Now I am a student, people often now assume that I am a lot younger than I am (by 10 years!) simply because I am a Goth AND a student; Goth is for teenagers, university is for people just leaving secondary school, and thus also teenagers, therefore I must be about 17 to 19 years old. This frustrates me, especially as I know that even with all the make-up I wear I do not physically look that young! I have crow's feet by my eyes, and laughter lines, and my skin is not as soft and clear as it once was. For some people Goth might be a teenage phase, as they explore different facets to their identity, in the same way Steampunk was a phase for me, but for many Goth is a lifelong subcultural affiliation. 

I am also getting to the age where people who know how old I really am are saying that I should have grown out of it by now - by which they usually mean grown out of wearing the fashion, as there's usually no objection to grown adults still listening to the music they enjoyed as teens, or reading horror novels or being interested in the spookier side of history or any of the other 'Goth' things about me. Apparently, I am supposed to have calmed down, with my wild years behind me, and matured into being a normal adult, with the implication that Goth is immature; that is to me, a sentiment based in ignorance.  

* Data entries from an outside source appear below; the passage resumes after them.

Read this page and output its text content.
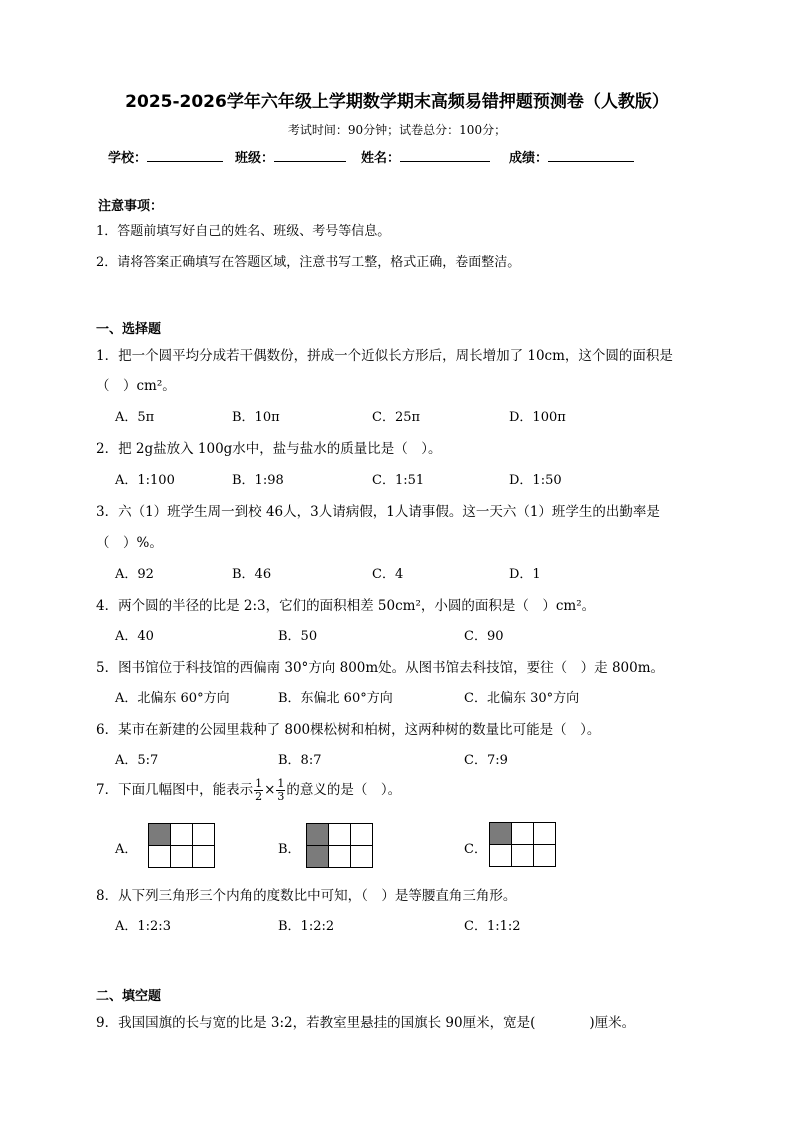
2025-2026学年六年级上学期数学期末高频易错押题预测卷（人教版）
考试时间：90分钟；试卷总分：100分；
学校：	班级：	姓名：	成绩：
注意事项：
1．答题前填写好自己的姓名、班级、考号等信息。
2．请将答案正确填写在答题区域，注意书写工整，格式正确，卷面整洁。
一、选择题
1．把一个圆平均分成若干偶数份，拼成一个近似长方形后，周长增加了 10cm，这个圆的面积是
（　）cm²。
A．5π	B．10π	C．25π	D．100π
2．把 2g盐放入 100g水中，盐与盐水的质量比是（　）。
A．1:100	B．1:98	C．1:51	D．1:50
3．六（1）班学生周一到校 46人，3人请病假，1人请事假。这一天六（1）班学生的出勤率是
（　）%。
A．92	B．46	C．4	D．1
4．两个圆的半径的比是 2:3，它们的面积相差 50cm²，小圆的面积是（　）cm²。
A．40	B．50	C．90
5．图书馆位于科技馆的西偏南 30°方向 800m处。从图书馆去科技馆，要往（　）走 800m。
A．北偏东 60°方向	B．东偏北 60°方向	C．北偏东 30°方向
6．某市在新建的公园里栽种了 800棵松树和柏树，这两种树的数量比可能是（　）。
A．5:7	B．8:7	C．7:9
7．下面几幅图中，能表示 $\frac{1}{2} \times \frac{1}{3}$ 的意义的是（　）。
A．

			B．

			C．

8．从下列三角形三个内角的度数比中可知，（　）是等腰直角三角形。
A．1:2:3	B．1:2:2	C．1:1:2
二、填空题
9．我国国旗的长与宽的比是 3:2，若教室里悬挂的国旗长 90厘米，宽是(　　　　)厘米。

Firstly, most Goths I know aren't living wild party lifestyles; that tends to be preserve of young adults who seem pretty mainstream; it's usually 18-25 year olds who don't look particularly alternative that I see getting completely inebriated to the point of being paralytic and doing wild and ridiculous acts in city centres late at night - not Goths! That's not to say that Goths don't ever get drunk or do stupid things, or even take drugs, just that it's not really a feature of the subculture itself; people are diverse and you get tea-total Goths, and Goths who binge-drink. 

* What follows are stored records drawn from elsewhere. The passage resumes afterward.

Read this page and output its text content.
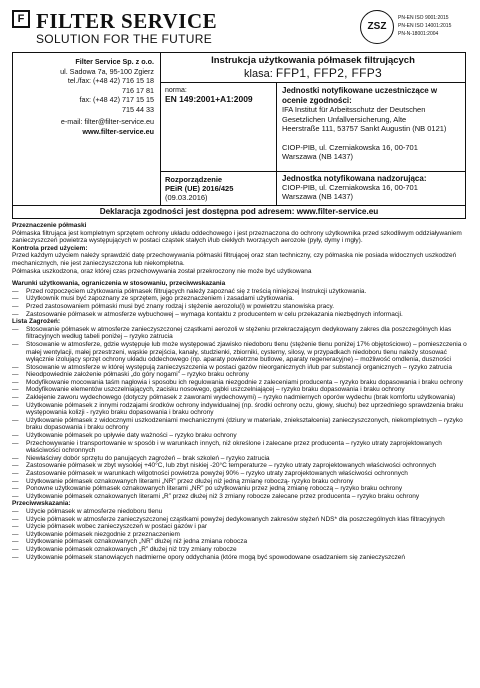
F FILTER SERVICE
SOLUTION FOR THE FUTURE
ZSZ
PN-EN ISO 9001:2015
PN-EN ISO 14001:2015
PN-N-18001:2004
Filter Service Sp. z o.o.
ul. Sadowa 7a, 95-100 Zgierz
tel./fax: (+48 42) 716 15 18
716 17 81
fax: (+48 42) 717 15 15
715 44 33
e-mail: filter@filter-service.eu
www.filter-service.eu
Instrukcja użytkowania półmasek filtrujących
klasa: FFP1, FFP2, FFP3
norma:
EN 149:2001+A1:2009
Jednostki notyfikowane uczestniczące w ocenie zgodności:
IFA Institut für Arbeitsschutz der Deutschen
Gesetzlichen Unfallversicherung, Alte
Heerstraße 111, 53757 Sankt Augustin (NB 0121)
CIOP-PIB, ul. Czerniakowska 16, 00-701
Warszawa (NB 1437)
Rozporządzenie
PEiR (UE) 2016/425
(09.03.2016)
Jednostka notyfikowana nadzorująca:
CIOP-PIB, ul. Czerniakowska 16, 00-701
Warszawa (NB 1437)
Deklaracja zgodności jest dostępna pod adresem: www.filter-service.eu
Przeznaczenie półmaski

Półmaska filtrująca jest kompletnym sprzętem ochrony układu oddechowego i jest przeznaczona do ochrony użytkownika przed szkodliwym oddziaływaniem zanieczyszczeń powietrza występujących w postaci cząstek stałych i/lub ciekłych tworzących aerozole (pyły, dymy i mgły).

Kontrola przed użyciem:

Przed każdym użyciem należy sprawdzić datę przechowywania półmaski filtrującej oraz stan techniczny, czy półmaska nie posiada widocznych uszkodzeń mechanicznych, nie jest zanieczyszczona lub niekompletna.

Półmaska uszkodzona, oraz której czas przechowywania został przekroczony nie może być użytkowana

Warunki użytkowania, ograniczenia w stosowaniu, przeciwwskazania
— Przed rozpoczęciem użytkowania półmasek filtrujących należy zapoznać się z treścią niniejszej Instrukcji użytkowania.
— Użytkownik musi być zapoznany ze sprzętem, jego przeznaczeniem i zasadami użytkowania.
— Przed zastosowaniem półmaski musi być znany rodzaj i stężenie aerozolu(i) w powietrzu stanowiska pracy.
— Zastosowanie półmasek w atmosferze wybuchowej – wymaga kontaktu z producentem w celu przekazania niezbędnych informacji.
Lista Zagrożeń:
— Stosowanie półmasek w atmosferze zanieczyszczonej cząstkami aerozoli w stężeniu przekraczającym dedykowany zakres dla poszczególnych klas filtracyjnych według tabeli poniżej – ryzyko zatrucia
— Stosowanie w atmosferze, gdzie występuje lub może występować zjawisko niedoboru tlenu (stężenie tlenu poniżej 17% objętościowo) – pomieszczenia o małej wentylacji, małej przestrzeni, wąskie przejścia, kanały, studzienki, zbiorniki, cysterny, silosy, w przypadkach niedoboru tlenu należy stosować wyłącznie izolujący sprzęt ochrony układu oddechowego (np. aparaty powietrzne butlowe, aparaty regeneracyjne) – możliwość omdlenia, duszności
— Stosowanie w atmosferze w której występują zanieczyszczenia w postaci gazów nieorganicznych i/lub par substancji organicznych – ryzyko zatrucia
— Nieodpowiednie założenie półmaski „do góry nogami” – ryzyko braku ochrony
— Modyfikowanie mocowania taśm nagłowia i sposobu ich regulowania niezgodnie z zaleceniami producenta – ryzyko braku dopasowania i braku ochrony
— Modyfikowanie elementów uszczelniających, zacisku nosowego, gąbki uszczelniającej – ryzyko braku dopasowania i braku ochrony
— Zaklejenie zaworu wydechowego (dotyczy półmasek z zaworami wydechowymi) – ryzyko nadmiernych oporów wydechu (brak komfortu użytkowania)
— Użytkowanie półmasek z innymi rodzajami środków ochrony indywidualnej (np. środki ochrony oczu, głowy, słuchu) bez uprzedniego sprawdzenia braku występowania kolizji - ryzyko braku dopasowania i braku ochrony
— Użytkowanie półmasek z widocznymi uszkodzeniami mechanicznymi (dziury w materiale, zniekształcenia) zanieczyszczonych, niekompletnych – ryzyko braku dopasowania i braku ochrony
— Użytkowanie półmasek po upływie daty ważności – ryzyko braku ochrony
— Przechowywanie i transportowanie w sposób i w warunkach innych, niż określone i zalecane przez producenta – ryzyko utraty zaprojektowanych właściwości ochronnych
— Niewłaściwy dobór sprzętu do panujących zagrożeń – brak szkoleń – ryzyko zatrucia
— Zastosowanie półmasek w zbyt wysokiej +40°C, lub zbyt niskiej -20°C temperaturze – ryzyko utraty zaprojektowanych właściwości ochronnych
— Zastosowanie półmasek w warunkach wilgotności powietrza powyżej 90% – ryzyko utraty zaprojektowanych właściwości ochronnych
— Użytkowanie półmasek oznakowanych literami „NR” przez dłużej niż jedną zmianę roboczą- ryzyko braku ochrony
— Ponowne użytkowanie półmasek oznakowanych literami „NR” po użytkowaniu przez jedną zmianę roboczą – ryzyko braku ochrony
— Użytkowanie półmasek oznakowanych literami „R” przez dłużej niż 3 zmiany robocze zalecane przez producenta – ryzyko braku ochrony
Przeciwwskazania:
— Użycie półmasek w atmosferze niedoboru tlenu
— Użycie półmasek w atmosferze zanieczyszczonej cząstkami powyżej dedykowanych zakresów stężeń NDS* dla poszczególnych klas filtracyjnych
— Użycie półmasek wobec zanieczyszczeń w postaci gazów i par
— Użytkowanie półmasek niezgodnie z przeznaczeniem
— Użytkowanie półmasek oznakowanych „NR” dłużej niż jedna zmiana robocza
— Użytkowanie półmasek oznakowanych „R” dłużej niż trzy zmiany robocze
— Użytkowanie półmasek stanowiących nadmierne opory oddychania (które mogą być spowodowane osadzaniem się zanieczyszczeń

Goth is something that in its full manifestation stares unblinkingly at the darker side of life in ways that in some instances are really for adults only. I would actually say that if our subculture got ratings the same way as films or computer games, there'd be sections of it rated 15 at least, and plenty for over 18s only (I know that the movie rating system works differently in other countries). It is not about teenage angst, or trying to seem rebellious in the eyes of authority figures ('trying to scare your parents'); it is about finding the beauty in the darkness, and while there are child-friendly manifestations of that (Tim Burton's films like 'Nightmare Before Christmas', 'Frankenweenie' and 'The Corpse Bride'), there are also aspects that are very much for adults (the overlap with fetish culture, for example) and as so much of it is centred around clubbing and gigs, that is going to mean that active participation is going to be related to the local legal drinking age. This doesn't mean that children and teenagers shouldn't have a place in the subculture - they should, but an age-appropriate one. 

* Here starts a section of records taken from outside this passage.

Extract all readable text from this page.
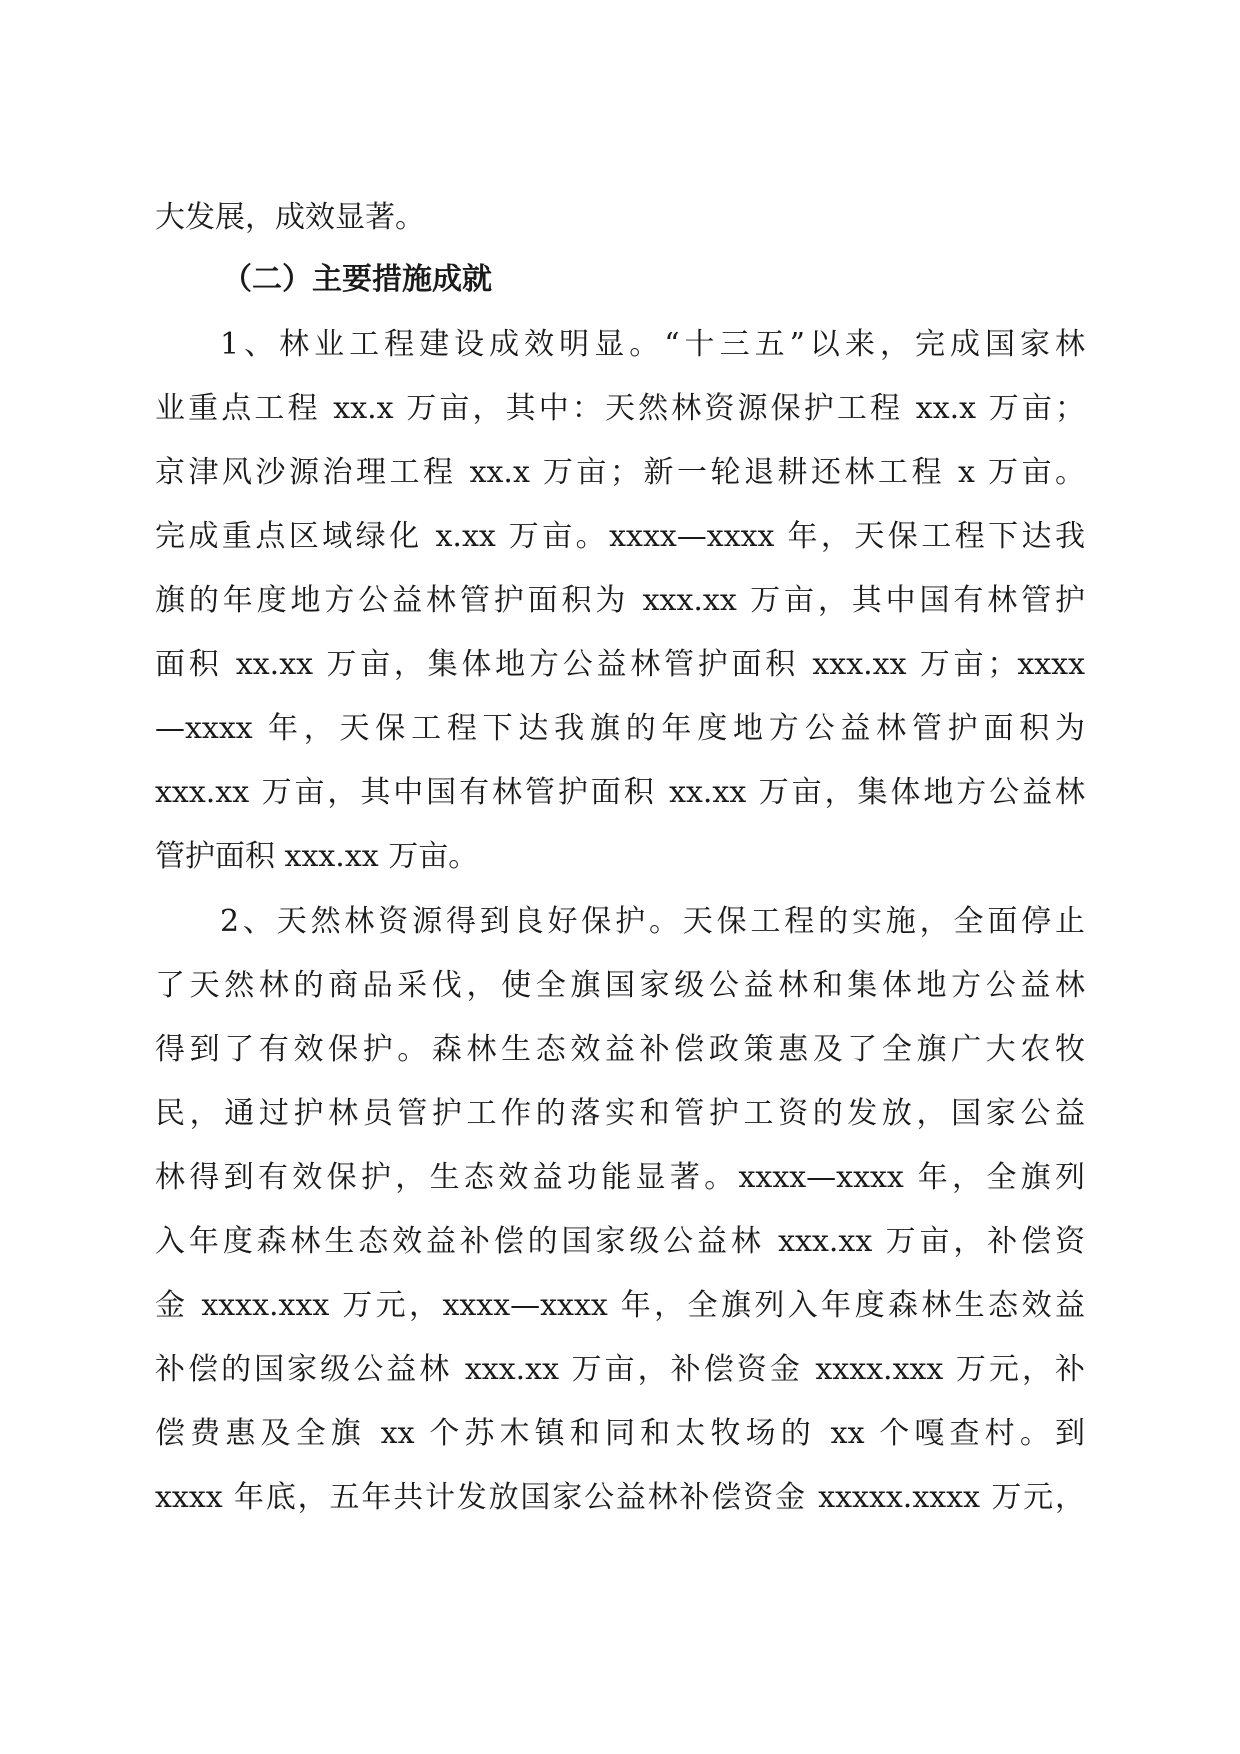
大发展，成效显著。
（二）主要措施成就
1、林业工程建设成效明显。“十三五”以来，完成国家林
业重点工程 xx.x 万亩，其中：天然林资源保护工程 xx.x 万亩；
京津风沙源治理工程 xx.x 万亩；新一轮退耕还林工程 x 万亩。
完成重点区域绿化 x.xx 万亩。xxxx—xxxx 年，天保工程下达我
旗的年度地方公益林管护面积为 xxx.xx 万亩，其中国有林管护
面积 xx.xx 万亩，集体地方公益林管护面积 xxx.xx 万亩；xxxx
—xxxx 年，天保工程下达我旗的年度地方公益林管护面积为
xxx.xx 万亩，其中国有林管护面积 xx.xx 万亩，集体地方公益林
管护面积 xxx.xx 万亩。
2、天然林资源得到良好保护。天保工程的实施，全面停止
了天然林的商品采伐，使全旗国家级公益林和集体地方公益林
得到了有效保护。森林生态效益补偿政策惠及了全旗广大农牧
民，通过护林员管护工作的落实和管护工资的发放，国家公益
林得到有效保护，生态效益功能显著。xxxx—xxxx 年，全旗列
入年度森林生态效益补偿的国家级公益林 xxx.xx 万亩，补偿资
金 xxxx.xxx 万元，xxxx—xxxx 年，全旗列入年度森林生态效益
补偿的国家级公益林 xxx.xx 万亩，补偿资金 xxxx.xxx 万元，补
偿费惠及全旗 xx 个苏木镇和同和太牧场的 xx 个嘎查村。到
xxxx 年底，五年共计发放国家公益林补偿资金 xxxxx.xxxx 万元，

Sometimes there is career pressure to look more mundane. I know this is going to happen to me again as architecture is a very traditionally professional field, and not everyone is famous or applauded enough to get away with being as Goth at work as the wonderful ::Odile Decq:: (one of my favourite architects; I wrote about her for one of my assignments on contemporary architecture last semester). I know that, after I finish my studies, I will probably have to dye my hair a more natural colour (I plan on having it ginger or auburn... this has happened before, and I liked it!) and I know I will have to wear professional attire; something I already know how to style in ways that still express myself without seeming overly Gothic from my time working at a school. Architecture is a more creative field, so a bit of eccentricity is to be expected, which means I may have a little more leniency than if I were, say, a lawyer or an accountant.